The Riddle of Empty Hands
Maya hadn't realized she'd become a zombie until Markus pointed it out. Three years of corporate compliance work will do that — strip the bark off your soul until you're just moving through motions, automatic and hollow. She'd catch her own reflection in office windows and not recognize the woman staring back.
Now she sat on the balcony of their rented villa in Santorini, tracing the lines on Markus's palm. He'd always been skeptical of her hobby, calling it romantic nonsense, but tonight he'd offered his hand without prompting.
"What do you see?" he asked, voice low.
She should have told him about the heart line, broken and mending. Should have read him the fate line, strong and unbroken. Instead, her finger traced the life line — short, much shorter than it should be.
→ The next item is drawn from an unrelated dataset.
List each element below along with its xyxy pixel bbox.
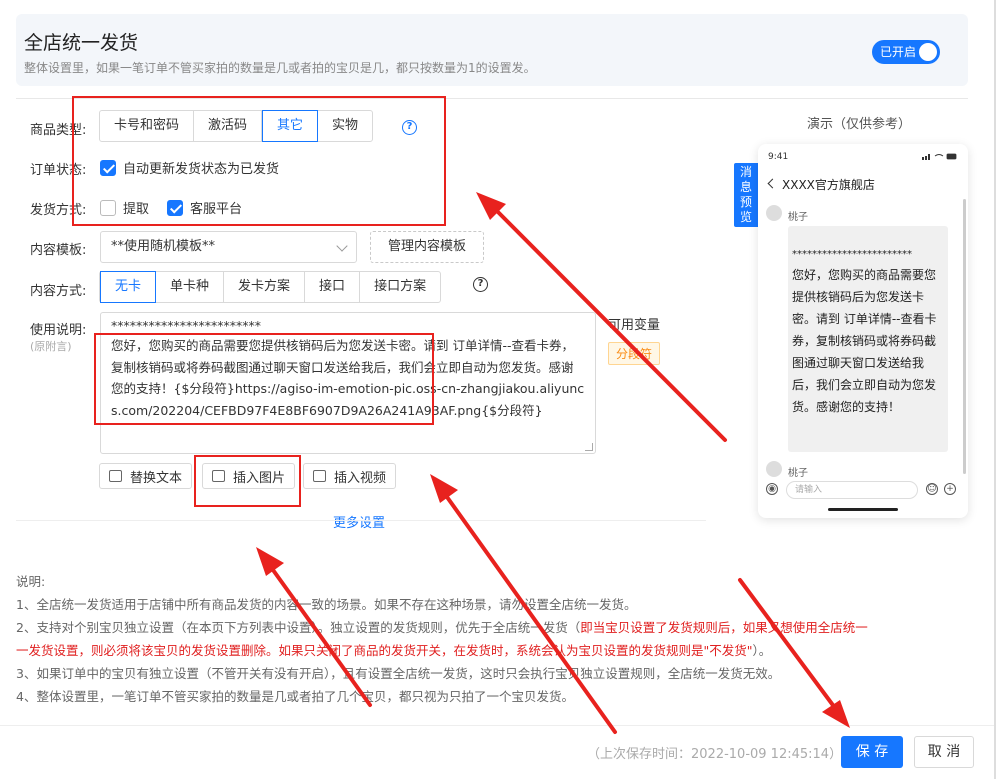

The doctor's words from last week echoed: aggressive, rare, options limited.
"You're going to live forever," she said, and hated herself for the lie.
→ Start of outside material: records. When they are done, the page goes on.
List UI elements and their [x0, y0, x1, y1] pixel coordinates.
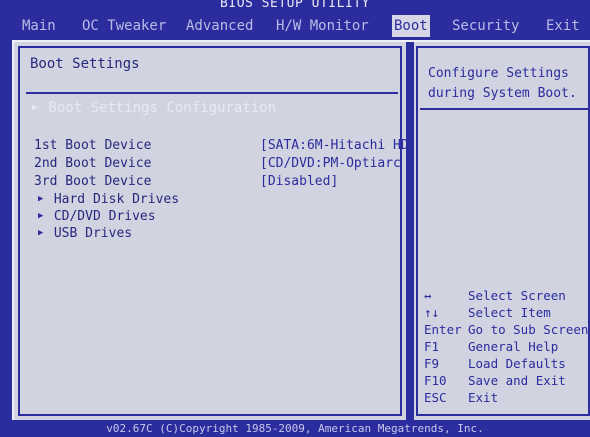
section-title: Boot Settings [30, 56, 140, 72]
boot-device-value[interactable]: [Disabled] [260, 174, 338, 189]
submenu-arrow-icon: ▶ [38, 228, 44, 238]
menu-bar: Main OC Tweaker Advanced H/W Monitor Boo… [0, 12, 590, 40]
bios-screen: BIOS SETUP UTILITY Main OC Tweaker Advan… [0, 0, 590, 437]
menu-advanced[interactable]: Advanced [186, 15, 253, 37]
help-description: Configure Settings during System Boot. [428, 64, 577, 104]
cd-dvd-drives-item[interactable]: ▶ CD/DVD Drives [38, 209, 156, 224]
boot-device-value[interactable]: [SATA:6M-Hitachi HD] [260, 138, 417, 153]
key-description: Go to Sub Screen [468, 322, 589, 337]
main-panel: Boot Settings ▶ Boot Settings Configurat… [12, 40, 590, 422]
section-divider [26, 92, 398, 94]
key-name: Enter [424, 322, 462, 337]
boot-device-value[interactable]: [CD/DVD:PM-Optiarc ] [260, 156, 417, 171]
key-name: F10 [424, 373, 447, 388]
menu-boot[interactable]: Boot [392, 15, 430, 37]
drive-menu-label: CD/DVD Drives [53, 209, 156, 224]
submenu-arrow-icon: ▶ [38, 211, 44, 221]
key-description: General Help [468, 339, 559, 354]
key-name: ESC [424, 390, 447, 405]
key-description: Load Defaults [468, 356, 566, 371]
hard-disk-drives-item[interactable]: ▶ Hard Disk Drives [38, 192, 179, 207]
menu-security[interactable]: Security [452, 15, 519, 37]
settings-pane: Boot Settings ▶ Boot Settings Configurat… [18, 46, 417, 416]
boot-device-label: 1st Boot Device [34, 138, 152, 153]
menu-exit[interactable]: Exit [546, 15, 580, 37]
key-name: ↔ [424, 288, 432, 303]
key-description: Select Screen [468, 288, 566, 303]
key-name: F1 [424, 339, 440, 354]
key-name: ↑↓ [424, 305, 440, 320]
boot-device-label: 3rd Boot Device [34, 174, 152, 189]
help-line: Configure Settings [428, 66, 569, 81]
boot-settings-configuration-label: Boot Settings Configuration [48, 100, 277, 116]
help-pane: Configure Settings during System Boot. ↔… [416, 46, 590, 416]
help-divider [420, 108, 588, 110]
copyright-footer: v02.67C (C)Copyright 1985-2009, American… [106, 422, 484, 435]
menu-oc-tweaker[interactable]: OC Tweaker [82, 15, 166, 37]
key-description: Select Item [468, 305, 551, 320]
key-description: Exit [468, 390, 499, 405]
pane-divider [406, 42, 414, 422]
usb-drives-item[interactable]: ▶ USB Drives [38, 226, 132, 241]
boot-settings-configuration-item[interactable]: ▶ Boot Settings Configuration [32, 100, 276, 116]
help-line: during System Boot. [428, 86, 577, 101]
drive-menu-label: USB Drives [53, 226, 133, 241]
submenu-arrow-icon: ▶ [32, 103, 38, 113]
drive-menu-label: Hard Disk Drives [53, 192, 180, 207]
menu-main[interactable]: Main [22, 15, 56, 37]
key-name: F9 [424, 356, 440, 371]
submenu-arrow-icon: ▶ [38, 194, 44, 204]
boot-device-label: 2nd Boot Device [34, 156, 152, 171]
menu-hw-monitor[interactable]: H/W Monitor [276, 15, 369, 37]
key-description: Save and Exit [468, 373, 566, 388]
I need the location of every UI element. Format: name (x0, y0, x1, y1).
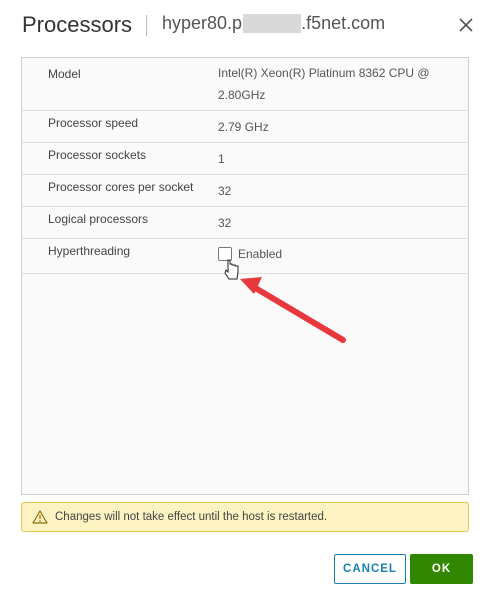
property-label: Model (48, 67, 81, 81)
property-row-model: Model Intel(R) Xeon(R) Platinum 8362 CPU… (22, 58, 468, 111)
host-name: hyper80.p .f5net.com (162, 13, 385, 34)
cancel-button[interactable]: CANCEL (334, 554, 406, 584)
ok-button[interactable]: OK (410, 554, 473, 584)
property-value: 1 (218, 152, 225, 166)
hyperthreading-checkbox-control[interactable]: Enabled (218, 247, 282, 261)
close-button[interactable] (456, 15, 476, 35)
title-separator (146, 15, 147, 36)
redaction-block (243, 14, 302, 33)
host-prefix: hyper80.p (162, 13, 243, 33)
warning-banner: Changes will not take effect until the h… (21, 502, 469, 532)
properties-panel: Model Intel(R) Xeon(R) Platinum 8362 CPU… (21, 57, 469, 495)
property-value: 2.79 GHz (218, 120, 269, 134)
property-value: 32 (218, 184, 232, 198)
property-value: Intel(R) Xeon(R) Platinum 8362 CPU @ 2.8… (218, 66, 430, 102)
property-row-sockets: Processor sockets 1 (22, 143, 468, 175)
property-row-speed: Processor speed 2.79 GHz (22, 111, 468, 143)
property-value: 32 (218, 216, 232, 230)
property-label: Logical processors (48, 212, 149, 226)
property-label: Processor cores per socket (48, 180, 194, 194)
property-label: Processor sockets (48, 148, 147, 162)
warning-triangle-icon (32, 510, 48, 524)
checkbox-label[interactable]: Enabled (238, 247, 282, 261)
property-label: Processor speed (48, 116, 139, 130)
hyperthreading-checkbox[interactable] (218, 247, 232, 261)
dialog-title: Processors (22, 12, 133, 37)
property-label: Hyperthreading (48, 244, 131, 258)
close-icon (459, 18, 473, 32)
property-row-hyperthreading: Hyperthreading Enabled (22, 239, 468, 274)
host-suffix: .f5net.com (301, 13, 386, 33)
property-row-logical: Logical processors 32 (22, 207, 468, 239)
warning-text: Changes will not take effect until the h… (55, 511, 328, 523)
property-row-cores: Processor cores per socket 32 (22, 175, 468, 207)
Markus pulled his hand away gently. "You never could lie worth a damn."
Below them, the Mediterranean lapped against volcanic cliffs. On the neighboring patio, an elderly couple argued in Greek, their words sharp and beautiful and utterly alive. Maya felt a sudden clawing desperation to be like them — to burn bright instead of this gray, waiting half-existence she'd been occupying since the diagnosis.
"I'm scared," she admitted, finally honest.
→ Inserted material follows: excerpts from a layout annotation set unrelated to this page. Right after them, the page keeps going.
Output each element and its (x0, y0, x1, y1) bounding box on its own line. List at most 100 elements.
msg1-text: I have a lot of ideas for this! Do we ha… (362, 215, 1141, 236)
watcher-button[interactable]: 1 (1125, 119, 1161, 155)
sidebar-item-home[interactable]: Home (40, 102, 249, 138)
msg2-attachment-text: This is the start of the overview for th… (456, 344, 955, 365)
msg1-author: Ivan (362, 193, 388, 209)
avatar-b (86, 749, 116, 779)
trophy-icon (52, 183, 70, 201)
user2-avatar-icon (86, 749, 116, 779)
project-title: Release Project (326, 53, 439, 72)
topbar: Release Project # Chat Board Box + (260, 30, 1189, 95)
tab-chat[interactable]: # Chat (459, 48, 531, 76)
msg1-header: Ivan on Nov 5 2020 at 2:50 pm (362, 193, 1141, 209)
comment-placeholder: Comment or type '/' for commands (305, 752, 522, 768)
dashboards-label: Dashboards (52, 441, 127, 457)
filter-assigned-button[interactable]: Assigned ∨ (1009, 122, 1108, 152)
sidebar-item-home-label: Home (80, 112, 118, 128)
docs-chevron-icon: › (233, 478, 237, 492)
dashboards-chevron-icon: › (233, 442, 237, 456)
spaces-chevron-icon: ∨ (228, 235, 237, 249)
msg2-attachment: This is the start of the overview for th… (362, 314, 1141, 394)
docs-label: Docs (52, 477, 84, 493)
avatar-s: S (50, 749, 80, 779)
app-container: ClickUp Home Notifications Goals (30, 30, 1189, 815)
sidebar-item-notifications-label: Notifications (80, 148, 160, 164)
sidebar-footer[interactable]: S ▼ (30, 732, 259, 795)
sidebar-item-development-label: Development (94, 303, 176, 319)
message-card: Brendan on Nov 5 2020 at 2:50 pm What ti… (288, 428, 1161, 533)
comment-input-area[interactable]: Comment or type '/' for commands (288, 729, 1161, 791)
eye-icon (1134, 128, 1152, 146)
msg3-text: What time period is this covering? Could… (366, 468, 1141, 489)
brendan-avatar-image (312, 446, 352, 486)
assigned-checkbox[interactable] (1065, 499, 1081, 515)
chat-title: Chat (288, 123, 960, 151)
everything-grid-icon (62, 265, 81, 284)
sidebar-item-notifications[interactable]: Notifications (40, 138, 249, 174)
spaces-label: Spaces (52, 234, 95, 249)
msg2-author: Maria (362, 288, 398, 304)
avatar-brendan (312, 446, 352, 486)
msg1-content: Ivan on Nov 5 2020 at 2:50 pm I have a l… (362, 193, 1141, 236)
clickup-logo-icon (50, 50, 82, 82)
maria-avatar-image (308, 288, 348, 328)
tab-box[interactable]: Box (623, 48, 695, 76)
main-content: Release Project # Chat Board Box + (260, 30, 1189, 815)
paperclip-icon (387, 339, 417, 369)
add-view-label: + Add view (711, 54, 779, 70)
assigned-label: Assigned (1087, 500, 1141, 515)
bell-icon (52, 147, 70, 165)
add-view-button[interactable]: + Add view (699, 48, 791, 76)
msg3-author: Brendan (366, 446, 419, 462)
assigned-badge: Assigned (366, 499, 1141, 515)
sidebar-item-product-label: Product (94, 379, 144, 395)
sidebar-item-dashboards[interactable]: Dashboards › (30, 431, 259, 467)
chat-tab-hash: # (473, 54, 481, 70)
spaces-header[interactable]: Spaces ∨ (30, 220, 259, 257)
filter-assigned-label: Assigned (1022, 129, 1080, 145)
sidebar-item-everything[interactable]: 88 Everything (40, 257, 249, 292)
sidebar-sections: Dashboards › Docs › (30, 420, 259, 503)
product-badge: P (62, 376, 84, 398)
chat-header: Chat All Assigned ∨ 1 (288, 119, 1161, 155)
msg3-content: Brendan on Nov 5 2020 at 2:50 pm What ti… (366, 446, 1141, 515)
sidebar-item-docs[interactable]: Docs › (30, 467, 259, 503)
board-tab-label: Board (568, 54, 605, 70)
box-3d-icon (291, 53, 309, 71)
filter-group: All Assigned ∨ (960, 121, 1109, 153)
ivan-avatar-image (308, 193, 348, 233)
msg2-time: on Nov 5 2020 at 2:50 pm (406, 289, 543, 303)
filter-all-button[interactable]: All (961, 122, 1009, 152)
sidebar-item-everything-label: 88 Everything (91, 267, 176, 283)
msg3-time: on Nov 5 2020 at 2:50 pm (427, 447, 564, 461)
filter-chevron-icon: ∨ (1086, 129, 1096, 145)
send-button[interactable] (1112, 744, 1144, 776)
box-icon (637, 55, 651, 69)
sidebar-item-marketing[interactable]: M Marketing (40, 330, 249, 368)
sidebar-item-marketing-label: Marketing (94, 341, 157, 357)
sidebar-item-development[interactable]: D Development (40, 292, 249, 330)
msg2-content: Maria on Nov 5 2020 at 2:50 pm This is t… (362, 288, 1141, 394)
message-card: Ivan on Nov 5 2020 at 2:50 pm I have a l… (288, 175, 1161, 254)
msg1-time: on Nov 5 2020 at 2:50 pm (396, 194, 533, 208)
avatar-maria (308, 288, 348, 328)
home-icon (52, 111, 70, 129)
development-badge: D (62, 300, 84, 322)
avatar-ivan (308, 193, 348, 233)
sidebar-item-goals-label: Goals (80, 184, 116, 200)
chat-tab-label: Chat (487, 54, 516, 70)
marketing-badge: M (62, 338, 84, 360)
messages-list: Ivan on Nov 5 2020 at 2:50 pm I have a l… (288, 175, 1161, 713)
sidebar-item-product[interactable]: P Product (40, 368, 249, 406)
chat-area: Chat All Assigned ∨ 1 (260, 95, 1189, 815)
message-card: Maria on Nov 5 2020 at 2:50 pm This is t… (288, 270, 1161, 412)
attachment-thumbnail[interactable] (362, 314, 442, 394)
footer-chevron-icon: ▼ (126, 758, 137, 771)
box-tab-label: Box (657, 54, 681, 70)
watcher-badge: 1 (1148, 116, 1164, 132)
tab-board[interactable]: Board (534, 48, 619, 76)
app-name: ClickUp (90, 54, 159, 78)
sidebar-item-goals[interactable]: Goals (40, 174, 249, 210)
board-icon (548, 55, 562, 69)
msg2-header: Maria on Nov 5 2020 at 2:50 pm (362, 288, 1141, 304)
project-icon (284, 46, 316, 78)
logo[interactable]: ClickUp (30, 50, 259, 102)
Markus studied her face like she was some sphinx who'd been guarding her heart too long. "Of what?"
"Of forgetting you. Of you forgetting me. Of —" She laughed, dark and humorless. "Of becoming the thing that waits at the bedside, not the person who lived."
"Maya." He took both her hands in his. "You're not dying. You're living. Differently than we planned, but you're here. You feel like you, you kiss like you, you worry about pointless shit like palmistry like you. That's not a zombie. That's my wife, facing the same thing everyone faces — just with a timeline attached."
She pressed her palm to his, feeling the warmth, the pulse, the terrible fragile certainty of blood and bone.
"Better make it count then," she said.
They watched the sun set over the caldera, burning gold to red to purple, and for the first time in months, Maya felt something stir behind her ribs — not fear, not numbness, but something ferocious and entirely human.